I met many people during my long life, whose parents died in a similar way.
Well, appendicitis wasn't known, and due to poultices it turned into peritonitis.
She left behind three little children. When she died, I was 3 years old, my brother one and a half and my sister six months old.
But I recall clearly some things from the age of three: a Christmas, that there was a Christmas tree on the table, and a chocolate roll big like this, it must have been of chocolate, because it was covered with silver, and I liked that.
What I still remember, and I could cry of it even now, and I was crying for years, though I was only three years old, when my mother died, I remember clearly that an auntie was holding my hand at the grave, she asked me something bent down to me, I only remember that I told her: 'She will come home by the evening.'
I suppose she must have told me: 'Your mother is gone.' I might have answered to this: 'She will come home by the evening.'
I tell you as it was, this sentence haunted me for years, and if it came to my mind, I cried, that I had been waiting for her to come in the evening, that...
I was sent to my maternal grandmother [to Franciska Feder].
My grandmother lived of moderated means, but my father paid my grandmother for my clothing, so my father provided for all the three children.
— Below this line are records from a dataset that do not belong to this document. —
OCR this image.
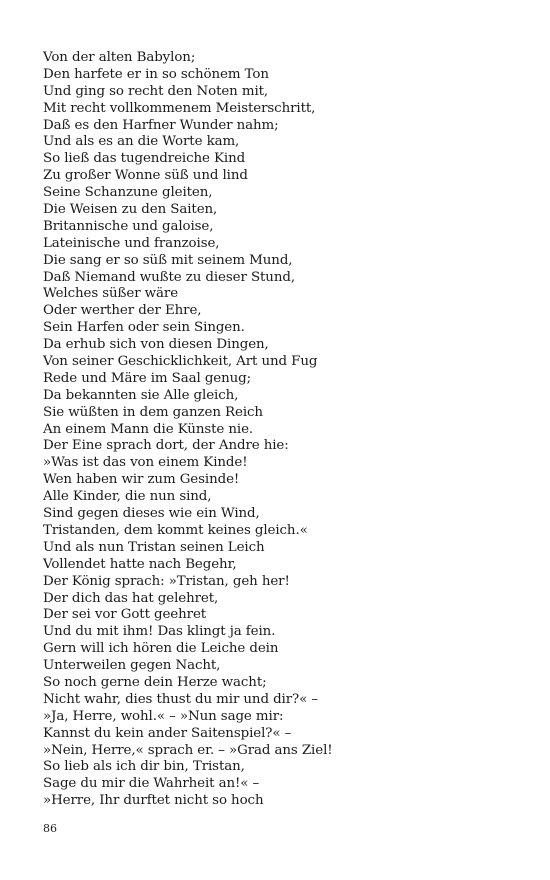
Von der alten Babylon;
Den harfete er in so schönem Ton
Und ging so recht den Noten mit,
Mit recht vollkommenem Meisterschritt,
Daß es den Harfner Wunder nahm;
Und als es an die Worte kam,
So ließ das tugendreiche Kind
Zu großer Wonne süß und lind
Seine Schanzune gleiten,
Die Weisen zu den Saiten,
Britannische und galoise,
Lateinische und franzoise,
Die sang er so süß mit seinem Mund,
Daß Niemand wußte zu dieser Stund,
Welches süßer wäre
Oder werther der Ehre,
Sein Harfen oder sein Singen.
Da erhub sich von diesen Dingen,
Von seiner Geschicklichkeit, Art und Fug
Rede und Märe im Saal genug;
Da bekannten sie Alle gleich,
Sie wüßten in dem ganzen Reich
An einem Mann die Künste nie.
Der Eine sprach dort, der Andre hie:
»Was ist das von einem Kinde!
Wen haben wir zum Gesinde!
Alle Kinder, die nun sind,
Sind gegen dieses wie ein Wind,
Tristanden, dem kommt keines gleich.«
Und als nun Tristan seinen Leich
Vollendet hatte nach Begehr,
Der König sprach: »Tristan, geh her!
Der dich das hat gelehret,
Der sei vor Gott geehret
Und du mit ihm! Das klingt ja fein.
Gern will ich hören die Leiche dein
Unterweilen gegen Nacht,
So noch gerne dein Herze wacht;
Nicht wahr, dies thust du mir und dir?« –
»Ja, Herre, wohl.« – »Nun sage mir:
Kannst du kein ander Saitenspiel?« –
»Nein, Herre,« sprach er. – »Grad ans Ziel!
So lieb als ich dir bin, Tristan,
Sage du mir die Wahrheit an!« –
»Herre, Ihr durftet nicht so hoch
86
He never married again.
My maternal grandmother lived here in Sepsiszentgyorgy, the other grandmother, at whom my brother was, in Nagyborosnyo, and my aunt [who took my sister] in Nagyborosnyo too.
But my brother lived at my grandmother [from Nagyborosnyo] just for a very short time, because some people came to us and said: 'Aunt Fanni, you ought to bring here that child!
How was that child taken care of with her mother? And there are those two girls - the two daughters of my paternal grandmother -, those two lazy girls, and the boy is dirty all the time.
Don't let it be so.' And indeed, my poor [maternal] grandmother went to Nagyborosnyo, and she told me that she had scolded them [my aunts] for finding that one and a half years old child so untidy.
So she undertook him too. She was a very clever woman. It seems that I inherited from my grandmother, that I was always concerned about earning something more for my family.
Well, my grandmother was the same. She was engaged in many things, I don't remember quite precisely, I know that she was selling sweets, she bought delicious sweets, and she put it in a glass chest on a table - its top, its side, everything was made of glass, only that thing holding it was made of timber - in front of the entrance door.
But I told you, my father gave [money] anyway.